Yüksek kar getirisi bulunan güvenilir bir fon olduğunu ve Fatih Terim gibi isimlerin de bu fona dahil olduğunu söyledi. Aralarında tanınmış sporcular Arda Turan, Fernando Muslera, Emre Belözoğlu ve  Selçuk İnan'ın da bulunduğu 18 kişiyi yaklaşık 25 milyon dolar ile 7 milyon 384 bin lira dolandırdığı iddia edildi.  İddiaların muattabı şube müdürü Seçil Erzan'ın yargılanmasına başlandı. 

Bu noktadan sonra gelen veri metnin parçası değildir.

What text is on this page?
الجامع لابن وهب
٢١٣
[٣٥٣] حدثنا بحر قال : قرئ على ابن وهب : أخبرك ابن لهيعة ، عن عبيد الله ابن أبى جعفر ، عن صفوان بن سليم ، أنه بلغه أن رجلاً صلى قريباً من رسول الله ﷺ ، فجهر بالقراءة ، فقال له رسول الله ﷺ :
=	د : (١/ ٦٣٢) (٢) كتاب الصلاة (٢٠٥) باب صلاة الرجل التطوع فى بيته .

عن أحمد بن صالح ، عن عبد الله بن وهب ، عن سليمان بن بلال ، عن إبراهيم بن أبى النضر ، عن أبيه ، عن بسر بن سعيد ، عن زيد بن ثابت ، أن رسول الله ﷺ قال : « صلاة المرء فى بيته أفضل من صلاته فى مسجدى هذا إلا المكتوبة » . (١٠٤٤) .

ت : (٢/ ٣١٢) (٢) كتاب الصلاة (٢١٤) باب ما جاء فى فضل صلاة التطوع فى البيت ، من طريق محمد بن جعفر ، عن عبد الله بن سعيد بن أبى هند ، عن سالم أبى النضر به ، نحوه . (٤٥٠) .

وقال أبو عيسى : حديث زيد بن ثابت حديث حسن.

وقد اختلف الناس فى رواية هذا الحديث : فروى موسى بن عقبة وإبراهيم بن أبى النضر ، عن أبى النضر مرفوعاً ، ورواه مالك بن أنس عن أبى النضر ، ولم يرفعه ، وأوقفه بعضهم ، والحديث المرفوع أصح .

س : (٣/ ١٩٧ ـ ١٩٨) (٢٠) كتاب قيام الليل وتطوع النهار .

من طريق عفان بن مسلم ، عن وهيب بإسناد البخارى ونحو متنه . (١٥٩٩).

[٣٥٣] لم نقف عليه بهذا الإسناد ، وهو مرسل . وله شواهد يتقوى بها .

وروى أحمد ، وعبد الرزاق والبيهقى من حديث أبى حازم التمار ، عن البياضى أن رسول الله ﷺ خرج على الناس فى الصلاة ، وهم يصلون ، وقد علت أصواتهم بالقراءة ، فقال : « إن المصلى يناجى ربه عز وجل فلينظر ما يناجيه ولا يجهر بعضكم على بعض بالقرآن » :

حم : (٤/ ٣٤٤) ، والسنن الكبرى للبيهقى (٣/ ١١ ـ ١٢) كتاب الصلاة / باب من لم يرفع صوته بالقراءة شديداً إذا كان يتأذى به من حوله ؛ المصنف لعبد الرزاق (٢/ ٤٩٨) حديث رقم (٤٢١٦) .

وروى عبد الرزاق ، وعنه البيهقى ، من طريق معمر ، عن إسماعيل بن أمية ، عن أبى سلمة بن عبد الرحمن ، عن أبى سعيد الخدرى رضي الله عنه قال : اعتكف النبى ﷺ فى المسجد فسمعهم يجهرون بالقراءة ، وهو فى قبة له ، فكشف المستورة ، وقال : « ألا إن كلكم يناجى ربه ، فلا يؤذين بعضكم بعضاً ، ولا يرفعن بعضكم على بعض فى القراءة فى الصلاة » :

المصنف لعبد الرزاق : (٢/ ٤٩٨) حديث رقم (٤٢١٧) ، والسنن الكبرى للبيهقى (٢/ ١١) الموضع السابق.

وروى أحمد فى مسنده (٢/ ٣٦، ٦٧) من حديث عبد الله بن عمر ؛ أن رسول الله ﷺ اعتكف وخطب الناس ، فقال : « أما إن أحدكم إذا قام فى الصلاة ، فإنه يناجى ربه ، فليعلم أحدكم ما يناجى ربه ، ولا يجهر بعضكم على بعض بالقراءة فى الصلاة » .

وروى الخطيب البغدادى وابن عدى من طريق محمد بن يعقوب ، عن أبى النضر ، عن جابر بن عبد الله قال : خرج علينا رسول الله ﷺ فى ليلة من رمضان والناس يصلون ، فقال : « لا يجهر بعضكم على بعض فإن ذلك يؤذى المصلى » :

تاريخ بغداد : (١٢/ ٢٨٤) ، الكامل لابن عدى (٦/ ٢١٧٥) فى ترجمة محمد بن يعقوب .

Duruşmada savunma yapan sanık Erzan, "Her şey gereksiz özgüvenle, gereksiz sorumlulukları üzerime almamla, 'ben yaparım, ben çözerim' edasıyla başladı. Benim görmezden geldiğim küçük şeyler çok, çok önemliymiş. Bana dokunmaz sandığım ve bin yıl yaşamasına izin verdiklerim gram gram bana zehir salmışlar. Fark etmemişim onları. Batmak üzere olan bir geminin kaptanıydım. Dolandırıcı olsaydım bu gemi batardı, ben de kurtulurdum. Ben çok çalışkandım, işimi çok severdim ve başarılıydım. Böylece bir bilinirliğim oldu. Ben dolandırıcı değilim, esas ben dolandırıldım. Fon diye bir şey çıktı ancak bu benim iradem dışında çıktı. Galatasaray futbolcularıyla yakın olduğum dönem,paralarını değerlendirmek için destek olurdum. Bu konuda elimden geleni yapardım ama zimmet yaparak insanların parasını üzerime almadım. Bu insanların faiz adı altında aza tamah etmemeleri beni bu hale getirdi. Hesap kitap yapamadığımı fark edince, yardımcı olmasını istediğim insanlar oldu ama onlar da gelince daha içinden çıkılamaz bir hal aldı. Herkes bana dolandırıcı diyor, ben dolandırıcı olsaydım kimseye senet vermezdim. Bu arada ben çok korkak bir insanım, 45 milyon dolar değil 100 dolar bile götüremem, ben zaten yapamadığım için buradayım. Çok üzgünüm ama ben bir dolandırıcı olsaydım cebimde param olurdu. Birkaç kişiyi mağdur etmek zorunda kaldığım oldu, onun dışında herkes benim etimden, sütümden, her şeyimden faydalandı. Kaçmayı asla düşünmedim, hep çözmekti benim derdim. Ana parasının bir kısmını veya tamamını alamamış kimseler var evet ve haklılar. O zaman suçlu kim? 2011'den 2020 yılına kadar yakınlarım bana para verirdi ben de değerlendirirdim. Herkes kendi rızasıyla veriyordu. Verdiğim sözü tutamadığım zaman kredi çekip ödüyordum. Ortak paydamız para kazanmaktı. Ben doğru tavsiyeler verirdim. 2020 yılında Galatasaray camiasından beni bilen ve güvenen bir insan parasını elden teslim etti. Sonra da kulüpten ayrıldı. Ben de parasını değerlendiriyordum, ihtiyaç oldukça parasını gönderiyordum ama istediği para çok, çok, çok fazla olmaya başladı. Bana 300 bin dolar ödedi ben de bir şekilde o parayı devam ettirdim" şeklinde konuştu.  Daha sonra hakimin, 300 bin doları kimin verdiğini sorması üzerine Erzan, "Fatih Terim. Galatasaray camiasında onun sözüne güveniliyordu. Ben bir fon vaadinde bulunmadım, sonradan bir fon furyası ortaya çıktı" dedi.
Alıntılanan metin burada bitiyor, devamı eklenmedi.